Depending on the severity of your arthritis, your
physician may also recommend limiting your participation
in sports that involve sprinting, twisting, or jumping.
Because osteoarthritis has multiple causes and may
be related to genetic factors, no simple prevention
tactic will help everyone avoid increased arthritic
pain. To prevent the spread of arthritis, physicians
generally recommend that you take the following
precautions:
Avoid
anything that makes pain last for over an hour or
two.
Perform
controlled range of motion activities that do not
overload the joint.
Avoid
heavy impact on the knees during everyday and athletic
activities.
Gently
strengthen the muscles in your thigh and lower leg
to help protect the bones and cartilage in your
knee.
Non-contact activities are a great way to keeping
joints and bones healthy and maintain fitness over
time. Exercise also helps promote weight loss, which
can take stress off your knees.
Arthritis treatments begin with the least invasive
techniques. A combination of activity modification,
bracing and support, and light exercise can initially
ease arthritis pain. Immediately after you are diagnosed
with osteoarthritis, your physician may prescribe
R.I.C.E. (Rest, Ice, Compression, and Elevation):
Rest
- continuing some form of light exercise is important
for circulation and bone strength, but you should
usually decrease the intensity of your involvement
in physical activities if arthritis is causing pain.
You do not want to risk suffering joint injuries
in contact sports due to excessive twisting, jumping,
or pivoting.
Ice
- apply ice packs to the painful knee for about
20 minutes every three or four hours. You will probably
need to do this for two or three weeks or until
the pain subsides, and you may need to regularly
ice an arthritic knee after exercise or activities.

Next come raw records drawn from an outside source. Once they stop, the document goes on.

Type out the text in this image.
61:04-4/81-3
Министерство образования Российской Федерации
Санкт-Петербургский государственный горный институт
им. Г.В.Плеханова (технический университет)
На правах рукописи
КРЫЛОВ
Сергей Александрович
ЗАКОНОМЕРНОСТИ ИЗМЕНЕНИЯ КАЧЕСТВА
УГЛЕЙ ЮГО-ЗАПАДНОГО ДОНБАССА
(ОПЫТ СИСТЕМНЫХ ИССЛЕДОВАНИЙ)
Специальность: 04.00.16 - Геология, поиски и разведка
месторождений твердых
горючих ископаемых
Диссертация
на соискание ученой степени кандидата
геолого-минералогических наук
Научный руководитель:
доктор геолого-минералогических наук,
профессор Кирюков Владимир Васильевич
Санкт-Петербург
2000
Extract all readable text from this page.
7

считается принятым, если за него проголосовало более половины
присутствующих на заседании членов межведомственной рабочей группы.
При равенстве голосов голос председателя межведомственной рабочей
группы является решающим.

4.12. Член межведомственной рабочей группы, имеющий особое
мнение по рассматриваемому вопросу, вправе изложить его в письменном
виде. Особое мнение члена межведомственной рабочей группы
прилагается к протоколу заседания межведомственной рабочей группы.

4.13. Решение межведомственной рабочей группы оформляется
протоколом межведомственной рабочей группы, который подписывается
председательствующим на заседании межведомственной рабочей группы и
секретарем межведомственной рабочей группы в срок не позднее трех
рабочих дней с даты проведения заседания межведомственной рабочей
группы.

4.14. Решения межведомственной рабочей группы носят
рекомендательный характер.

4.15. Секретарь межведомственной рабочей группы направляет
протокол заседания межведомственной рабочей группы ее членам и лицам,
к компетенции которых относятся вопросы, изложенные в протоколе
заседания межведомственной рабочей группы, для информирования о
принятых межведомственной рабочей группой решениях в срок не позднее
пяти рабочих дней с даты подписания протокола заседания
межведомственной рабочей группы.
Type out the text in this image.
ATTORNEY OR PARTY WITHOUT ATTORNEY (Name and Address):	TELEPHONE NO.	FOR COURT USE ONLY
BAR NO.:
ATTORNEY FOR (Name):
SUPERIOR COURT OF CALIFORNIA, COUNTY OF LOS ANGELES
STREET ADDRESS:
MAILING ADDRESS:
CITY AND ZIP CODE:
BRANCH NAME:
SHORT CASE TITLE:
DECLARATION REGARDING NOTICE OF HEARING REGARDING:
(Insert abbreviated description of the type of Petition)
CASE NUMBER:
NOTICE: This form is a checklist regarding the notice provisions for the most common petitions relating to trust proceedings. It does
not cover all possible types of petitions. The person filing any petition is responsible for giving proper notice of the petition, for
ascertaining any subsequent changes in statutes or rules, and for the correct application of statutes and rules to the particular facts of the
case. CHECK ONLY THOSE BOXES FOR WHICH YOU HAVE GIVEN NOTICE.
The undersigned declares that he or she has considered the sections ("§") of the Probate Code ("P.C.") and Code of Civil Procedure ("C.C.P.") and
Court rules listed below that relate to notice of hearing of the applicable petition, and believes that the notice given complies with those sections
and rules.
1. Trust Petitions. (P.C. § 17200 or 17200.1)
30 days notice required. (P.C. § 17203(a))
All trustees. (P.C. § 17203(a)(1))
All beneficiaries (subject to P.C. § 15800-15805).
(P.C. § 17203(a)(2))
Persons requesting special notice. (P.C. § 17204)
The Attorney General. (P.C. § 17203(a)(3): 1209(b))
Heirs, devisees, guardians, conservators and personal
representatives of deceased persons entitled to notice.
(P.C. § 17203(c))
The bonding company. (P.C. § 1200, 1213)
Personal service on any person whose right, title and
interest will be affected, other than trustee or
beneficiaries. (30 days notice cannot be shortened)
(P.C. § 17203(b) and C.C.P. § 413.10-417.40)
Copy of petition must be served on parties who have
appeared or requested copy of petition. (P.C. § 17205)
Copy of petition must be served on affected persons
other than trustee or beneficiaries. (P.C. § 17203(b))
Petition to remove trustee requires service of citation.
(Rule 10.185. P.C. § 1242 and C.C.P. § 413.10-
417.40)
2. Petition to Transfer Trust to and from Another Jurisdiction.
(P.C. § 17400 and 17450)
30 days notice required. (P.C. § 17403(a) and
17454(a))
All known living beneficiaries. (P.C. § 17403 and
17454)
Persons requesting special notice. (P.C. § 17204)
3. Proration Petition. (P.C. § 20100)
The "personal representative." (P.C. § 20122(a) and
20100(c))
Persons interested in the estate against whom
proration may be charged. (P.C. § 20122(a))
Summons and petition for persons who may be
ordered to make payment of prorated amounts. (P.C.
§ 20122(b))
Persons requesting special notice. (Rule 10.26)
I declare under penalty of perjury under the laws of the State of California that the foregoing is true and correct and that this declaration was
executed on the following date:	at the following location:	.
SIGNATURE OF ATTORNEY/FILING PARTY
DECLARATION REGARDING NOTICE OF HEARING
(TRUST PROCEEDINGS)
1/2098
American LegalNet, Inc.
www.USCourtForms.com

One effective way to apply ice is to use a bag of
frozen vegetables, particularly frozen peas, which
molds easily to the shape of the knee. It won't
leak and it can be re-used. (Warning: do not eat
the contents after thawing and re-freezing.)
Compression
- Though braces are never a substitute for strong
leg muscles, physicians may prescribe knee sleeves
or braces for some patients to wear for extra support
during activities that strain their knees.
Elevation
- raising your knee to a level higher than your
heart helps reduce swelling. Try to prop your knee
or ankle up on a couple of pillows when lying down
or sleeping. Your physician may refer you to a physical
therapist, who can teach you proper exercise techniques
that help maintain joint strength and flexibility
you strong without risking further damage to the
knees. Many heat treatments are also available,
including heat lamps, hot showers, heating pads,
heat ointments, and whirlpool or bath treatments.
Many people with arthritis alleviate pain with heat
treatment before activities and ice afterwards.
Heat treatment is not as common as ice and is usually
left to your physical therapist's discretion.